Motie Stud.-Afdeeling Delft.
Geachte Redaktie,
Delft, 22 Januari 1918.
Op voorstel van de vereenigde besturen der studenten-afdeelingen van het ‘Algemeen Nederlandsch Verbond’ was van de hoofdredaktie van het Algemeen Nederlandsche studentenweekblad ‘Minerva’ de toezegging verkregen tot benoeming van een vast medewerker voor Groot-Nederlandsche studentenbelangen.
Intusschen verscheen in het ‘Minerva’-nummer van 22 Nov. 1917 een verslag van de algemeene redaktievergadering van 17 Nov., daaraan voorafgaande, met vermelding, dat aangenomen was het voorstel: ‘De algemeene redaktievergadering van het A.N.S.W. “Minerva” besluit het korrespondentschap te Gent op te heffen, daar de Gentsche universiteit, zooals zij thans is, niet als Groot-Nederlandsche universiteit erkend kan worden.’

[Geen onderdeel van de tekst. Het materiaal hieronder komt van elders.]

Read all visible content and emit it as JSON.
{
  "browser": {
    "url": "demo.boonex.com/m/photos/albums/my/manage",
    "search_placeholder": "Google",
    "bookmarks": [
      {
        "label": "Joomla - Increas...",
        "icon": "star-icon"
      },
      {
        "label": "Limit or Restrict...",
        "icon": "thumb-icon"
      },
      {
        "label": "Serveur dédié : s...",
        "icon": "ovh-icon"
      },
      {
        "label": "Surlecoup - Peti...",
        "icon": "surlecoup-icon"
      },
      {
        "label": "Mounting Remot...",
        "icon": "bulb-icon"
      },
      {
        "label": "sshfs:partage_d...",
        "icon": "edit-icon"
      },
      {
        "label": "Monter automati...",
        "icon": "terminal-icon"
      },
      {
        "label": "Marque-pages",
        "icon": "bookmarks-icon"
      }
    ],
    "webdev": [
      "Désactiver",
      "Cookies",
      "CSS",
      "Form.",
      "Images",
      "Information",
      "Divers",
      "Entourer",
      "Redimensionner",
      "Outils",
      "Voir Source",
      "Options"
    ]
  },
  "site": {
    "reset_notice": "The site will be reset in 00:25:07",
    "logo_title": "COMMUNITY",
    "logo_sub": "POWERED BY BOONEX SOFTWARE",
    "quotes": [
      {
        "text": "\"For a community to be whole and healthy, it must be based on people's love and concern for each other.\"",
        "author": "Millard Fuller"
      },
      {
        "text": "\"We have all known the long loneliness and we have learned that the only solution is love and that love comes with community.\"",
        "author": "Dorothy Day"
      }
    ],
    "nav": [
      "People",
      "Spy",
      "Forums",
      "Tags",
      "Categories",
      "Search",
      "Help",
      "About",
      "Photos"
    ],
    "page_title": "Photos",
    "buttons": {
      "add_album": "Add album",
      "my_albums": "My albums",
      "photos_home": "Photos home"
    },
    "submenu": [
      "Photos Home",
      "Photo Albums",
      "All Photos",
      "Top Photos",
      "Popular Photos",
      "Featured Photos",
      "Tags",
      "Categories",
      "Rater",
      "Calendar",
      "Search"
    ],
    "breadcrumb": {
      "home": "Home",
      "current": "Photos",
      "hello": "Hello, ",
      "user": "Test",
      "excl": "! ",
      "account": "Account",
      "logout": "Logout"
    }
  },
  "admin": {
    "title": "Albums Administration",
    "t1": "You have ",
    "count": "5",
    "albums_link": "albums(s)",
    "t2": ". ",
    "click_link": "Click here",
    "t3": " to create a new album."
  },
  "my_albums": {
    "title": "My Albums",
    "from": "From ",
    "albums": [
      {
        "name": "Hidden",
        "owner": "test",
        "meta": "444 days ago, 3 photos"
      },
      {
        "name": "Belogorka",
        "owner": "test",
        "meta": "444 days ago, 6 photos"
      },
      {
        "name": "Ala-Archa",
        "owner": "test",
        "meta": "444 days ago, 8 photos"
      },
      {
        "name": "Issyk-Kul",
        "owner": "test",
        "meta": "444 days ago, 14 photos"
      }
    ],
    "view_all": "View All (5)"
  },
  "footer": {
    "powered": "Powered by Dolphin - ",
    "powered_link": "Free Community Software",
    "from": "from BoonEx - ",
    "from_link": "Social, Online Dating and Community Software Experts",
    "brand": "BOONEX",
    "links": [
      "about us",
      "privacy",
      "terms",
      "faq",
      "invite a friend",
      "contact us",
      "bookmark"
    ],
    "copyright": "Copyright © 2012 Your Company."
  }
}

Van redaktioneele zijde werd dit bericht aangedikt door den heer J.R., die meende te moeten schrijven: ‘Wij Nederlandsche studenten, erkennen niet en zullen nooit erkennen als onze Nederlandsche broeders hèn, die hun hoogeschool buigend aannamen uit de handen van de overweldigers van hun vaderland, betaald met het geld en het bloed van hun trouwgebleven land- en stamgenooten. Laten zij van hun gouverneur, van hun keizer een eigen blad vragen, die het hun zeker niet onthouden zal, - en laat hen daarin schrijven.
De plaats van den Gentenaar blijft open, om straks, na den oorlog te kunnen worden ingenomen door één die niet een groote zaak verried, om er een kleine mee te winnen, door een van de strijders van den Yser.’
Naar aanleiding hiervan kreeg ik van het bestuur der Delftsche studenten-afdeeling van het A.N.V. onderstaande motie, aangenomen in zijn vergadering van 10 Dec. 1917.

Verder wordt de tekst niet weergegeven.